Carlisle looked to take this as their cue, and hit the post twice themselves in quick succession via Frank Clarke and Joe Laidlaw. Yet it was City who then made the decisive move, breaking at the Blues late on and, after Green’s attempted interception failed, Lee pounced to rifle past the advancing Allan Ross.

It was an anti-climax given United’s optimistic efforts, and the 1-0 defeat ended their League Cup interest. Yet there were still grounds for positivity as the Blues, having pushed City so close, moved back to league duties, with Hull City the visitors that coming weekend.

And there were further grounds after the game – an annihilation of the Tigers that well and truly underlined United’s Division Two potential. A vintage showing produced a 4-0 victory which did not flatter Ashman’s side in the slightest.

News and Star: Our headline as the Blues thrash Hull in November 1973Our headline as the Blues thrash Hull in November 1973 (Image: News & Star)

Although without Tiler and Green, sidelined with knocks against City, United still dominated. Tot Winstanley and Stan Ternent were recalled to defence, Owen was released back into attack – and the Blues were rampant.

With full-backs Carr and John Gorman enterprising, Les O’Neill a captain of industry in midfield and Owen tigerish in his frontrunning and tackling back, United soon overcame a mediocre opening spell to dominate.
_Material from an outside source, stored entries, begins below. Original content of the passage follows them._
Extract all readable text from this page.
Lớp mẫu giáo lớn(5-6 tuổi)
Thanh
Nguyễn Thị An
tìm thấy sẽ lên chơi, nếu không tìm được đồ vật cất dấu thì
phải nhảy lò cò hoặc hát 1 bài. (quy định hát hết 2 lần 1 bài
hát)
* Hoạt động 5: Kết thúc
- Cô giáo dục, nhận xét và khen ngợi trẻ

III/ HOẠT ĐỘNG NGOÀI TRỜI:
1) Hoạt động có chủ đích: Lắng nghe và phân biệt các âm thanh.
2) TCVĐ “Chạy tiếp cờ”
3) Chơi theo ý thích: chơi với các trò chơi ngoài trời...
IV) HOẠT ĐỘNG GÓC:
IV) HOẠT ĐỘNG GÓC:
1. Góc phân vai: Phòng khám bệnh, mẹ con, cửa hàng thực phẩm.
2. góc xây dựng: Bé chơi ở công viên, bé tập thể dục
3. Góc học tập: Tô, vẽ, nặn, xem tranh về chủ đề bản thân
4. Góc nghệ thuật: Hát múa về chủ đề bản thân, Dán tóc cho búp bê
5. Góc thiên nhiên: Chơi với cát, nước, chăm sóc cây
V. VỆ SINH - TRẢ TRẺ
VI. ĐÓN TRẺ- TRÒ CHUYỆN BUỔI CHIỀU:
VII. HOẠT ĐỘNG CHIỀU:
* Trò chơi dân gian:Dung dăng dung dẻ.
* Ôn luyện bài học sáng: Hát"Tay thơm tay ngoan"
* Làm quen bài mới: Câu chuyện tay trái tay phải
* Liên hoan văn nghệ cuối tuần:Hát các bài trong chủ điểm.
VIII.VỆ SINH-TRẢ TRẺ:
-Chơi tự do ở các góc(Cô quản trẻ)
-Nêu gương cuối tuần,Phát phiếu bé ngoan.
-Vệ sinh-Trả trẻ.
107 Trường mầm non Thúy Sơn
Come the 29th minute they were ahead, Carr’s cross flicked on by Laidlaw for the rampaging Owen to smash home. Martin had a goal disallowed but, after the break, United got into serious rhythm. Four minutes into the second half they outplayed Hull to fashion a chance for Laidlaw, whose effort came back off the bar for Martin to score the second.

The lead was further increased through Laidlaw on 75 minutes as he pounced on defensive indecision to slip the ball past Hull keeper Jeff Wealands. An angled shot from Laidlaw in the last minute completed the rout and the only disappointment was the drop in attendance from the City game, given only 6,563 were there to watch United’s latest statement of promotion intent.

Ashman, meanwhile, was delighted that the players who stepped into his side had done so impressively. Winstanley and Ternent, who had been transfer-listed, excelled against Hull and the manager said: “The clubs who didn’t come in for them may have slipped up badly.

“I had no fears about putting in either Ternent or Winstanley when other players were injured. After all, they are both very good players.”

United, as 1973/74 went on, appeared to have an abundance of them. Up next – a trip to the City Ground.